Parasını ödediğiniz uçakları vermeyen dostlarınız, size başka şey satar mı?
Çare üretmek zorunda değilsen neden siyaset yapıyorsun.
90’lı yıllarda İsrail’den Heronlar kiralandı…
İsrail yapımı kiralık Heronlar, verilen koordinatlarda PKK’lıları tespit etmek için uçuruluyor. Görev yapıyormuş gibi ciddi anlamda hareket ediyorlar ama bilgi TSK’ya verilmeden önce tavşanlara kaçın deniyordu.
Parayı veriyordun ama hasılat sıfırdı.
Kiralık böceklerle bu kadar oldurulmuş…
Sütlücedeki fabrikada çalışanların da bir kısmı Yahudi’dir. Yahudiler, 1949 senesinde fabrikayı patlattılar ve Nuri Paşanın eti ve kemikleri bile bulunamadığını okumuştum.
Ekmek verdiğin İspanyol artıkları…
Boston’daki MİT’den derece yaparak mezun olmuş ve Amerika’daki kuruluşlarda en uygun tekliflere açık olan birinin, ülkesine dönmesi, bu ülke için büyük bir kazanım olmalıdır.
Böyle bir insanı küresel güçlerin insafına bırakma mantığınızı anlayamıyorum.
Bütün aileler yetiştirdiklerinden sorumludur.
Siz ve sizinkilerin bu seviyede başarılı çocuğu olsaymış eğer savunma sanayine yönlendiğinde ikaz mı edecektiniz.
Amerika’da MİT’te dahil olmak üzere bütün üniversitelerde mezuniyet törenleri yapılır.
Mezun olan öğrenciler ile o törene katılabilme ekonomisine sahip olan velilere ilk önce mütevelli heyet başkanı;
Sevgili öğrenciler ve veliler, bizim okulumuzu tercih ettiniz. Biz de sizin üzerinizden çok paralar kazandık. Teşekkür ederiz.
İkinci olarak o şehrin belediye başkanı, bu şehirdeki bu okulu tercih ettiniz. Biz de yerel yönetim olarak, sizlere bisiklet yolları, kütüphaneler, kafeler, yemek yeme, eğlenme vs. vs yaparak sizlerin yaşamını kolaylaştırmaya çalıştık.

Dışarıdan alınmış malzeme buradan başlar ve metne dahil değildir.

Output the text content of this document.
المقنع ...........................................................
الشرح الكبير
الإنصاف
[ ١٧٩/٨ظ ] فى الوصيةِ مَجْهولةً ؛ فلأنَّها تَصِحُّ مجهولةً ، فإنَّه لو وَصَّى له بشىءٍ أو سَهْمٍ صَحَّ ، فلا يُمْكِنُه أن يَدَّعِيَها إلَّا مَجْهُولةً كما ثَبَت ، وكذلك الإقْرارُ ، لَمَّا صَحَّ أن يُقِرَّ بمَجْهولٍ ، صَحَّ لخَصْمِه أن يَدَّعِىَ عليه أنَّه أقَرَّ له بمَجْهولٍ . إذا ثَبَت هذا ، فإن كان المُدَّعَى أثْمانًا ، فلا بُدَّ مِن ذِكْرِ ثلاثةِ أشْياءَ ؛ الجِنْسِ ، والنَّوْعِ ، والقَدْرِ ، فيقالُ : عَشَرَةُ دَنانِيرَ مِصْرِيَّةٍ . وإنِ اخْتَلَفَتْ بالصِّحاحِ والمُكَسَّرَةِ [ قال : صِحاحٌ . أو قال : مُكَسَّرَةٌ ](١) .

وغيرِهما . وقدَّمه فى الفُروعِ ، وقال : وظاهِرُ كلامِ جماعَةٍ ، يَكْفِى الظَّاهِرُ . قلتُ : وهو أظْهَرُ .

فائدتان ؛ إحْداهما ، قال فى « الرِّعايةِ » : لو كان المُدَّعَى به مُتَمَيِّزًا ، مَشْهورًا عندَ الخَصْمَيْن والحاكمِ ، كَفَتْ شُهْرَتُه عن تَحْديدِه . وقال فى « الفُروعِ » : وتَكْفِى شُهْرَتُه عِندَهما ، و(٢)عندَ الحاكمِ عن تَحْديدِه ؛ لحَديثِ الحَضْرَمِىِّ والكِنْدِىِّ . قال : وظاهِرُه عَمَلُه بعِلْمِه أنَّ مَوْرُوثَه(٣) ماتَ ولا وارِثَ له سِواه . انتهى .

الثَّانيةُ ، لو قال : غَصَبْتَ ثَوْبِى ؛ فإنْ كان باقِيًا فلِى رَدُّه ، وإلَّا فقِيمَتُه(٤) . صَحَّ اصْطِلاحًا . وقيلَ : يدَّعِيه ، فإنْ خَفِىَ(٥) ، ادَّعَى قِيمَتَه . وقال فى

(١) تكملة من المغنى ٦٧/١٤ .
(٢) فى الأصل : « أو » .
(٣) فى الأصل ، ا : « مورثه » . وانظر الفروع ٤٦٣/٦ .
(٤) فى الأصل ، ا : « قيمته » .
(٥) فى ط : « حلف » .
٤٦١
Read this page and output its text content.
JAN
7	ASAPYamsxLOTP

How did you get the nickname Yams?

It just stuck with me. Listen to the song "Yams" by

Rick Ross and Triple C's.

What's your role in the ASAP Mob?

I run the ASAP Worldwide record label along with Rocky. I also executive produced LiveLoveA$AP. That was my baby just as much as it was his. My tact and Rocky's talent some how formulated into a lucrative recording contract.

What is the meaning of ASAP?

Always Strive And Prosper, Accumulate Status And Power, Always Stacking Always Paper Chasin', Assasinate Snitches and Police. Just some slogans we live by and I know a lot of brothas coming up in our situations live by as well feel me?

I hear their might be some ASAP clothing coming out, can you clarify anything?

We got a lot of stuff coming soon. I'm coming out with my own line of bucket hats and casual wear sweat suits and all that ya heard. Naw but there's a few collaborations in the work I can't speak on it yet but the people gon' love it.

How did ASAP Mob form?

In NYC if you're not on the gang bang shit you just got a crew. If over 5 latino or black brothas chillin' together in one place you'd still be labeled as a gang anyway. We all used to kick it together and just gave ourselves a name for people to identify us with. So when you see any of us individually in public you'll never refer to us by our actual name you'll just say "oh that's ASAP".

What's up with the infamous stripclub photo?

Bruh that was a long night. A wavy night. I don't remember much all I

Eksiklerimiz vardır ve bunları gider…
Rektör çıkıyor ve diyor ki Mütevelli heyetin bize tahsis ettiği ekonomi ile en iyi eğitim kadrosunu oluşturmaya çalıştık. Bu sayede de en sağlıklı biliyi bu hocalarla size ulaştırdık. Başarılı bir okul her yıl artan tercihlerle ve bilim havuzuna atılan bilimsel makalelerle ölçülür, umarım başarılı olmuşuzdur der ve sözü bir kilisenin papazına bırakır.
Papaz da der ki, bu üniversiteden mezun oldunuz. Buradan elde ettiğiniz bilgileri şahsınız, aileleriniz, ülkeleriniz ve gerektiğinde de tüm insanlığın hizmetinde en iyi bir şekilde kullanmanızı isterim diyerek salavatlıyor.
Mesele üretmektir. Bir aile, bir vatan evladı bunu başarmışsa, kimin damadı olunduğunun ne önemi var.
Kimi saz, kimi ut çalacak. Kimi don fanila üretecek, kimi Rubin’den talimat alacak.
Birileri de bu işlere kafa yoracak değil mi?
Keşke sizin kuşaklardan olsaydı diyeceğim ama…
Müttefiklerinizi üzmeme üzerine siyaset yaptığınız için…
S-400 ler için de Amerikalı dostları gücendirmeyelim diyen sizlerdiniz!
Afyonkarahisar’daki Kızılay maden sularını işleten Kemal Horzum’un, bir dönem İha-Siha işlerine kafa yorduğunu bilmiyorsan yapılacak bir şey yok…
Siz, Türkiye’nin İHA ve SİHA üretmesini istemiyorsunuz ve kapatma tehditlerini savuranlarınız bile var.
Mesele senin dediğin gibi haksız rekabet değil.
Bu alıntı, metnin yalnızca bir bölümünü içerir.